To ensure that it is indeed a worthwhile thing to achieve, we must be able to distinguish between what is inclusion and what is not. If everything we want to do is “inclusion”, it is a trivial concept; if we cannot figure out what it is we must do, it is a vacuous concept.
Given that all our leaders and all multi-lateral aid agencies and everyone who wants to make a statement are talking about inclusion, it is a great idea to try and understand what it is and what it is not.
In India, financial inclusion is a common term. We have operationalised it into that of opening a bank account for every adult. Unfortunately, when some of us went to some villages to help the villagers open bank accounts, they were totally unexcited about it. We explained the advantages of opening the account – saving their extra cash and withdrawing from it whenever they wanted to – but they were not impressed. At first we thought it was a lack of “financial literacy”, another buzzword doing the rounds in academic, civil society and policy circles. It was only later that we realised the reason was much simpler. Going to the bank for any purpose was difficult, if not impossible, for these villagers. The bank was a frightful place, and they were treated with disdain by its officers. At least, that was their perception. They were more at ease doing other things with their money than saving it in bank accounts. Oh! They would love to have access to something like bank accounts — but not in the institutions we wanted them to open in. The bank to them was exclusively for others, people who were not like them.
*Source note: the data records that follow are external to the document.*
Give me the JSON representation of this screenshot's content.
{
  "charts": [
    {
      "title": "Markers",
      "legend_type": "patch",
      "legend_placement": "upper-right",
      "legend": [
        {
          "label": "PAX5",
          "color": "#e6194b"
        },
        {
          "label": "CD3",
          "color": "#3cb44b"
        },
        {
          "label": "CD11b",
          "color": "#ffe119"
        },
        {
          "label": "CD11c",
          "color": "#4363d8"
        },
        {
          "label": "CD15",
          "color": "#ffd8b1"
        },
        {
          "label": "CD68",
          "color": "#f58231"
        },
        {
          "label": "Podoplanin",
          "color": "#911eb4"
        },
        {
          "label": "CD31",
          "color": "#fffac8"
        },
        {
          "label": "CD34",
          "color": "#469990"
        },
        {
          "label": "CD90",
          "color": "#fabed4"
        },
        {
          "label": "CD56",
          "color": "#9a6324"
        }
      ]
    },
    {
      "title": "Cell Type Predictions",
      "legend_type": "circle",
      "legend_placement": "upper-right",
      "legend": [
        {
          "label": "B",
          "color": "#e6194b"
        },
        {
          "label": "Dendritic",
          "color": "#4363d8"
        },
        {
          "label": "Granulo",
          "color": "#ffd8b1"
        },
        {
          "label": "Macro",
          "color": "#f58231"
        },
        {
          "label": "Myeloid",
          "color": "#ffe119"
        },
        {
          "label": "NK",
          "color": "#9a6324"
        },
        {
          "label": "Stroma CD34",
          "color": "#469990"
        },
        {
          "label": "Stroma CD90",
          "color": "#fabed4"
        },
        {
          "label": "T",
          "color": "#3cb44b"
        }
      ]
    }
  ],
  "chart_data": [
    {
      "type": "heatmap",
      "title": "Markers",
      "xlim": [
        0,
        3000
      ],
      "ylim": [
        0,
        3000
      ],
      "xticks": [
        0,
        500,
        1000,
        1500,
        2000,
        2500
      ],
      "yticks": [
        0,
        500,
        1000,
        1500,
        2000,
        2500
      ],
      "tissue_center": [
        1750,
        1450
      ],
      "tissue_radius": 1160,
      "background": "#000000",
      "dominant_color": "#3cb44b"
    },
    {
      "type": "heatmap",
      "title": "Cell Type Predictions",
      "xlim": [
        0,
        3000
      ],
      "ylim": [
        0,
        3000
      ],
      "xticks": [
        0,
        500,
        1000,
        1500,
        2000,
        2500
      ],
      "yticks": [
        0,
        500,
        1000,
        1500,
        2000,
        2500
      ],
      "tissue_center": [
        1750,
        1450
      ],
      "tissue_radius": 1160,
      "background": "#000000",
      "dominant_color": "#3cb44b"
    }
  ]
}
So, if having bank accounts is not financial inclusion, what is? We are back to the original question: what is inclusion? Let us try another oft-repeated objective: inclusive growth. Many suggest that our post-reform experience is not one of inclusive growth. I am yet to understand what exactly this means. Does it mean that everyone’s earnings must increase at the same rate? Or, these rates could be different as long as they are all positive? Should the poor first become non-poor and then others can grow?
The students’ question brought back all these confusions that I have long had and tried to cover up so that I was not excluded from the group of people who knew what inclusion is and, hence, talked about it a lot. I did not want the teenaged students to include me in their group — those who do not know what inclusion in education meant.
So, I racked my brains and came up with the following answer. Inclusive education does not mean that everyone must enter, or pass out from, an IIT. It only means that if you wanted to, you could have a shot at it. The child labourer is excluded because she can never dream of entering an IIT; she may absolutely hate IIT, but not trying to join an IIT should be her decision. Even if there is only one IIT train, every child must have access to the platform where the train comes. Of course, not everyone will get on to the train but everyone knows what to do to have a shot at the train. This is called inclusion in education. Everyone must go to school till class 12; those who work hard, and are willing to work harder still, will join an IIT. Others will, by choice, decide not to work that hard and become economists.